Fresh oysters and a cold stout: the perfect combination right?  In the 18th century oysters we so common in taverns that they were often eaten while drinking a stout.  As a result of the popular combination, some brewers in New Zealand began brewing stouts with fresh oysters, followed by British brewers.

What does a stout look like?

Stouts are by far the most easily recognizable beer style of them all.  Stouts are very dark, almost black, in body and usually (the good ones) have extremely thick, tan foam (known as "head").

In closing, if you haven't had a stout before, today is the perfect time to do so. And if you have had a stout before and enjoy it, then crack one open and appreciate the beer style known as stout with rest of the beer world!

Review: Three Skulls Cutthroat Red

Baron Brewing

Grade: C-

Appearance: Pours a murky amber orange with an off-white head that disappears quickly and leaves little lacing.

Smell: A soft nose consisting of orange peels, caramel, dried fruits and not much hop aroma. Some wet bread notes appear, but doesn't rescue the lack of strength or complexity.

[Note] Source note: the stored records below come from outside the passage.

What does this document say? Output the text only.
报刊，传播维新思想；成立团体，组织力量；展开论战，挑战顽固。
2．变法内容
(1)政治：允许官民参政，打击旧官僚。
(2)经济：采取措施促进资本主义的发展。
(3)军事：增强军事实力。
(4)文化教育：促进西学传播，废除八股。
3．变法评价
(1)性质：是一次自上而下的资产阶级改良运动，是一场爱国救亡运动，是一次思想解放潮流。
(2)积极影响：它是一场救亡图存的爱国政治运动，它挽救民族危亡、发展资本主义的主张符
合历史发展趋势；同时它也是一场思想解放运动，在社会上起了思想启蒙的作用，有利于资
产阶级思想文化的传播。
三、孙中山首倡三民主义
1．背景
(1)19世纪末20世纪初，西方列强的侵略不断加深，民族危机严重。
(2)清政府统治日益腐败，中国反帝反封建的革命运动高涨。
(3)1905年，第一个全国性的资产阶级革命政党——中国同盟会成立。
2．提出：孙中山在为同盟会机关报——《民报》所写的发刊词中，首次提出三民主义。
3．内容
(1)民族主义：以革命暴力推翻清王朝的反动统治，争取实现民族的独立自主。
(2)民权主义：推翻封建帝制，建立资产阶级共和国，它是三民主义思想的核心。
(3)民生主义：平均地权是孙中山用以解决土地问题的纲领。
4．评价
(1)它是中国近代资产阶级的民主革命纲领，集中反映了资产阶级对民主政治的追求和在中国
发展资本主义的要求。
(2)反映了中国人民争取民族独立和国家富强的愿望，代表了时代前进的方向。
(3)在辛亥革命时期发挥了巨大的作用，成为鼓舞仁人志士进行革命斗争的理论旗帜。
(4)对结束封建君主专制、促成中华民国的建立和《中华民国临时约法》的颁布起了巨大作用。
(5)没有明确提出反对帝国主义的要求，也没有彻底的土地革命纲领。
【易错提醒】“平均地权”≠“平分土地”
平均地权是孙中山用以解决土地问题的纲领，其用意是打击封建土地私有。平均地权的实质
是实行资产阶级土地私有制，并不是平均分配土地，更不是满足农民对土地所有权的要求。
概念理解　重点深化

Taste: The taste begins with an expectedly orange flavor with some light citrus tart.  Some hops show up within the sweeter malts that were missing in the smell.  Bread notes dominate mid-palate and finishes with a much needed hop dryness.

Moutfeel: A medium body when drinking it by the mouthful.  Carbonation is light and feels as if I am drinking juice before the carbonation kicks in.

Drinkability: A one and done brew for me. Not because it is particularly filling or has a high ABV content, but because there are simply better options out there if I get in the mood for an amber or red ale.

Overall:  This brew is just too sweet and contains more citrus than I prefer in an amber ale.  While it is not a bad brew, it is not anything special either. The characteristics of this beer are more suitable for an IPA rather than an amber/red ale.